Aucune des sociétés dans lesquelles Alito investit n’était une partie désignée dans ces affaires. Et en fin de compte, c’était à Alito de décider si ses intérêts financiers « pouvaient être substantiellement affectés par l’issue » des affaires climatiques, selon les termes de la loi.

« Nous avons ce malheureux système procédural dans lequel le juge a le premier et le dernier mot concernant sa propre disqualification », a déclaré Geyh.

Le risque d’apparence de conflit d’intérêts augmente proportionnellement au nombre de titres individuels qu’un juge décide de détenir.

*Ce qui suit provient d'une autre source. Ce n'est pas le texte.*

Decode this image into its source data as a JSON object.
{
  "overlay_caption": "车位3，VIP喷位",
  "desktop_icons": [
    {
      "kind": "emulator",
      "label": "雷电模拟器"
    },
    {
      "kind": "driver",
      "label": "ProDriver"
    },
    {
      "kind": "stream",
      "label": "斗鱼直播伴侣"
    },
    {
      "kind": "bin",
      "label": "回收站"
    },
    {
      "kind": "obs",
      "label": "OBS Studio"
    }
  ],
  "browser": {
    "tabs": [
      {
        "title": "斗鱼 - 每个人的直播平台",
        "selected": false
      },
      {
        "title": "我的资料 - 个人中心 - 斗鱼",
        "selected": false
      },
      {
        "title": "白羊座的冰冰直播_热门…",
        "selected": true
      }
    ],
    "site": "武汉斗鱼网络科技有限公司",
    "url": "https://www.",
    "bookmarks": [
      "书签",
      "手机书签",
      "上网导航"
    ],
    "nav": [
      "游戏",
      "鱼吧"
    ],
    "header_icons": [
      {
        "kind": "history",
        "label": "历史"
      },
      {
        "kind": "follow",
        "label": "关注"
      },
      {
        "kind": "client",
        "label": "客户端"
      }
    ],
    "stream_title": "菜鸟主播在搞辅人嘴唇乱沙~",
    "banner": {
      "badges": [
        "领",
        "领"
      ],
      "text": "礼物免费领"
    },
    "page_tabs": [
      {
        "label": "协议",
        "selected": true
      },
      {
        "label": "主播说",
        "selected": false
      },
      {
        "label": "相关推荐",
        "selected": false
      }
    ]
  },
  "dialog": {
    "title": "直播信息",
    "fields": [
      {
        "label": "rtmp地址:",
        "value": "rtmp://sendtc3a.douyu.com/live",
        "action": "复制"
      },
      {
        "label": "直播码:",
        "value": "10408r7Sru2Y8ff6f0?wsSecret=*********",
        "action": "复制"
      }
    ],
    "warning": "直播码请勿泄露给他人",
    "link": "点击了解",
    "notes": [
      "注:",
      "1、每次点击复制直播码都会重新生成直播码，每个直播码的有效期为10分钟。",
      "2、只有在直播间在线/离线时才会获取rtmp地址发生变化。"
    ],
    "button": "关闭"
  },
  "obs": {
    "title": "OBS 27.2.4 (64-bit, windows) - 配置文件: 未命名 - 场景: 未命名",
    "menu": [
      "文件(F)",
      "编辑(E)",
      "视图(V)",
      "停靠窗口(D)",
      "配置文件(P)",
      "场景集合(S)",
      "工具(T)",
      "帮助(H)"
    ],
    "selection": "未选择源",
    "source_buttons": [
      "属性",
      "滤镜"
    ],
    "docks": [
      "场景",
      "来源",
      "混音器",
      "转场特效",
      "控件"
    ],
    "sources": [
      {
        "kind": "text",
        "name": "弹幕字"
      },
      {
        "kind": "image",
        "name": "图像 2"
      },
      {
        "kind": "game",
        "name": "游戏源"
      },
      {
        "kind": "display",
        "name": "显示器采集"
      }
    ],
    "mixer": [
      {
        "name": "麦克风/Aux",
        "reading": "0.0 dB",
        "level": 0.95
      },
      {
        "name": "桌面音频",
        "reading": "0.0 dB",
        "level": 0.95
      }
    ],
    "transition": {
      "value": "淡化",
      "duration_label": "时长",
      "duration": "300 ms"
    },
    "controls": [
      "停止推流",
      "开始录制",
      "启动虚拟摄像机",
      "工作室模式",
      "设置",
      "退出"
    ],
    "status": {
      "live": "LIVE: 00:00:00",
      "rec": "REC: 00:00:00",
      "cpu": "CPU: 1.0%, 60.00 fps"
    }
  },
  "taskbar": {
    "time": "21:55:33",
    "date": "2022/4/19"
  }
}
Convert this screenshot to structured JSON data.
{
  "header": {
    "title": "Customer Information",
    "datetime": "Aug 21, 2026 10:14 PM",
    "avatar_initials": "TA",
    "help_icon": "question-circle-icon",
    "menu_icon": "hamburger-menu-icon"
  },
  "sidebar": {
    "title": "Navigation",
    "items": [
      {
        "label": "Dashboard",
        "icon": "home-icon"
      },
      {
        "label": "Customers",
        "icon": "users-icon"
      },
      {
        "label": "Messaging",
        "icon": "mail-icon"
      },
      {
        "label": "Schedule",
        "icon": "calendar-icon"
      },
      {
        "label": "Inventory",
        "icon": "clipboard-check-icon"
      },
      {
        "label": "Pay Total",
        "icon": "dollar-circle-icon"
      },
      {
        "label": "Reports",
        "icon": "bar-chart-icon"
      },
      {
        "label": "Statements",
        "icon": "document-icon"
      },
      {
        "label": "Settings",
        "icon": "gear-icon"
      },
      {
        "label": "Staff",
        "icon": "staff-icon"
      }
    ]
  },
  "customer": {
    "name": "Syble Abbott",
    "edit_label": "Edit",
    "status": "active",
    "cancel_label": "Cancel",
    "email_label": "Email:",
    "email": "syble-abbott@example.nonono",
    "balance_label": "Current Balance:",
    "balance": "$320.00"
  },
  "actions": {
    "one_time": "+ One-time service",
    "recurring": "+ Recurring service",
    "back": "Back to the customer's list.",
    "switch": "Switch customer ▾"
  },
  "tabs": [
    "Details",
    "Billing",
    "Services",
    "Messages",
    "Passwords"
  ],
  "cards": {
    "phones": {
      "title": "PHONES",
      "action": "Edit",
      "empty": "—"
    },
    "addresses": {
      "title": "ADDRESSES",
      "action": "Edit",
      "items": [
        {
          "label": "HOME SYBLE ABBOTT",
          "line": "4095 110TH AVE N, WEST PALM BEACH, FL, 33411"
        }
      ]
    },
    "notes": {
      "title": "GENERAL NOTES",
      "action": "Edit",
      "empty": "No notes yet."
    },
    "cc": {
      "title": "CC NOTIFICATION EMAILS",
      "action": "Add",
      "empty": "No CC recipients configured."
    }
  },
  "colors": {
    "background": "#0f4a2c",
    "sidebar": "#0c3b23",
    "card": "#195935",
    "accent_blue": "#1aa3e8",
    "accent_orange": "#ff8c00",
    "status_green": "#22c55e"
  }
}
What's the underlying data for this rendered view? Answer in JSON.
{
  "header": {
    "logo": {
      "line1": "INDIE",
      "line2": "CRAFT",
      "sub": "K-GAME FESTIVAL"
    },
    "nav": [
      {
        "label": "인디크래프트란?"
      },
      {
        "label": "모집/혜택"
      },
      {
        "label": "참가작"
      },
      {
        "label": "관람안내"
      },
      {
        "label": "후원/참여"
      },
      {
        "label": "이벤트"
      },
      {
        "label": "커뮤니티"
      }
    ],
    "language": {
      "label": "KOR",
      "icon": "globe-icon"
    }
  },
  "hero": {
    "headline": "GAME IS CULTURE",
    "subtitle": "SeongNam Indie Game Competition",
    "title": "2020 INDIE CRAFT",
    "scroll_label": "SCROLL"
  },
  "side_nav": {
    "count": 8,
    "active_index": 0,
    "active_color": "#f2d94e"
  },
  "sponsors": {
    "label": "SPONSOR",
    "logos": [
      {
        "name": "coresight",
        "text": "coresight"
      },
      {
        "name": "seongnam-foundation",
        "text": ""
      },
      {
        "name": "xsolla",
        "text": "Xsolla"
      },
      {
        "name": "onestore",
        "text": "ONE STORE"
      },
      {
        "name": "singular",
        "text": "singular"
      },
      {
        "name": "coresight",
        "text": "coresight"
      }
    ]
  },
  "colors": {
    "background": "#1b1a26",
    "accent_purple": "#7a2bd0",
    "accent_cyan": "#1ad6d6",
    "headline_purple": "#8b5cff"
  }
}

Les experts juridiques affirment qu’il serait difficile, voire impossible, d’appliquer une loi ou un code d’éthique visant à empêcher les juges de participer à des affaires impliquant de larges catégories dans lesquelles ils détiennent des participations individuelles – comme l’industrie des combustibles fossiles – ou des questions générales importantes pour leurs investissements, comme la manière dont le pays lutte contre le changement climatique.